中央研究院 資訊科學研究所

活動訊息

友善列印

列印可使用瀏覽器提供的(Ctrl+P)功能

學術演講

:::

CONCEPT-LEVEL SENTIMENT ANALYSIS

  • 講者ERIK CAMBRIA 教授 (Assistant professor at Nanyang Technological University)
    邀請人:許聞廉
  • 時間2014-05-12 (Mon.) 10:00 ~ 12:00
  • 地點資訊所新館106演講廳
摘要

As the Web rapidly evolves, Web users are evolving with it. In an era of social connectedness, people are becoming increasingly enthusiastic about interacting, sharing, and collaborating through social networks, online communities, blogs, Wikis, and other online collaborative media. In recent years, this collective intelligence has spread to many different areas, with particular focus on fields related to everyday life such as commerce, tourism, education, and health, causing the size of the Social Web to expand exponentially.

The distillation of knowledge from such a large amount of unstructured information, however, is an extremely difficult task, as the contents of today’s Web are perfectly suitable for human consumption, but remain hardly accessible to machines. The opportunity to capture the opinions of the general public about social events, political movements, company strategies, marketing campaigns, and product preferences has raised growing interest both within the scientific community, leading to many exciting open challenges, as well as in the business world, due to the remarkable benefits to be had from marketing and financial market prediction.

Mining opinions and sentiments from natural language, however, is an extremely difficult task as it involves a deep understanding of most of the explicit and implicit, regular and irregular, syntactical and semantic rules proper of a language. Existing approaches mainly rely on parts of text in which opinions and sentiments are explicitly expressed such as polarity terms, affect words and their co-occurrence frequencies. However, opinions and sentiments are often conveyed implicitly through latent semantics, which make purely syntactical approaches ineffective.

Concept-level sentiment analysis focuses on a semantic analysis of text through the use of web ontologies or semantic networks, which allow the aggregation of conceptual and affective information associated with natural language opinions. By relying on external knowledge, such approaches step away from blind use of keywords and word co-occurrence count, but rather rely on the implicit features associated with natural language concepts. Unlike purely syntactical techniques, concept-based approaches are able to detect also sentiments that are expressed in a subtle manner, e.g., through the analysis of concepts that do not explicitly convey any emotion, but which are implicitly linked to other concepts that do so. The bag-of-concepts model can represent semantics associated with natural language much better than bags of words. In the bag-of-words model, in fact, a concept such as 'cloud computing' would be split into two separate words, disrupting the semantics of the input sentence (in which, for example, the word 'cloud' could wrongly activate concepts related to 'weather').

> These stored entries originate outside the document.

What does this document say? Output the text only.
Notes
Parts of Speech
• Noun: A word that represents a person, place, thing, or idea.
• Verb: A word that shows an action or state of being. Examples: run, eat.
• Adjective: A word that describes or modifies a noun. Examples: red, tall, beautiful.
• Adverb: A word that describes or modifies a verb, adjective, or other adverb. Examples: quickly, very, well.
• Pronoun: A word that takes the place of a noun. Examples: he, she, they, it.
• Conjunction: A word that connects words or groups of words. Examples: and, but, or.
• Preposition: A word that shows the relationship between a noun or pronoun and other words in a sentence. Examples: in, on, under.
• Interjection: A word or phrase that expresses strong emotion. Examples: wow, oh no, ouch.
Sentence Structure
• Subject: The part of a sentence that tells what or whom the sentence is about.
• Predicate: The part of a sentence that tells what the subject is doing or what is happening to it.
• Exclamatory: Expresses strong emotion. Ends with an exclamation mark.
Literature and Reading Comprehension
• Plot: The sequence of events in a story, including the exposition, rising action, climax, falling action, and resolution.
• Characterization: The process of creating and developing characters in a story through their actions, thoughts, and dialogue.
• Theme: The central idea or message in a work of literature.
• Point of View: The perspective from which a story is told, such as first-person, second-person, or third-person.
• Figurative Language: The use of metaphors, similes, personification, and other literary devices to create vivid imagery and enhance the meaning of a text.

The analysis at concept-level allows for the inference of semantic and affective information associated with natural language text and, hence, enables comparative fine-grained feature-based sentiment analysis. Rather than gathering isolated opinions about a whole item (e.g., iPhone5), users are generally more interested in comparing different products according to specific features (e.g., iPhone5’s vs Galaxy S3’s touchscreen), or even sub-features (e.g., fragility of iPhone5’s vs Galaxy S3’s touchscreen). In this context, the construction of comprehensive common and common-sense knowledge bases is key for feature-spotting and polarity detection, respectively. Common-sense, in particular, is necessary to properly deconstruct natural language text into sentiments –for example, to appraise the concept 'small room' as negative for a hotel review and 'small queue' as positive in a patient opinion, or the concept 'go read the book' as positive for a book review but negative for a movie review.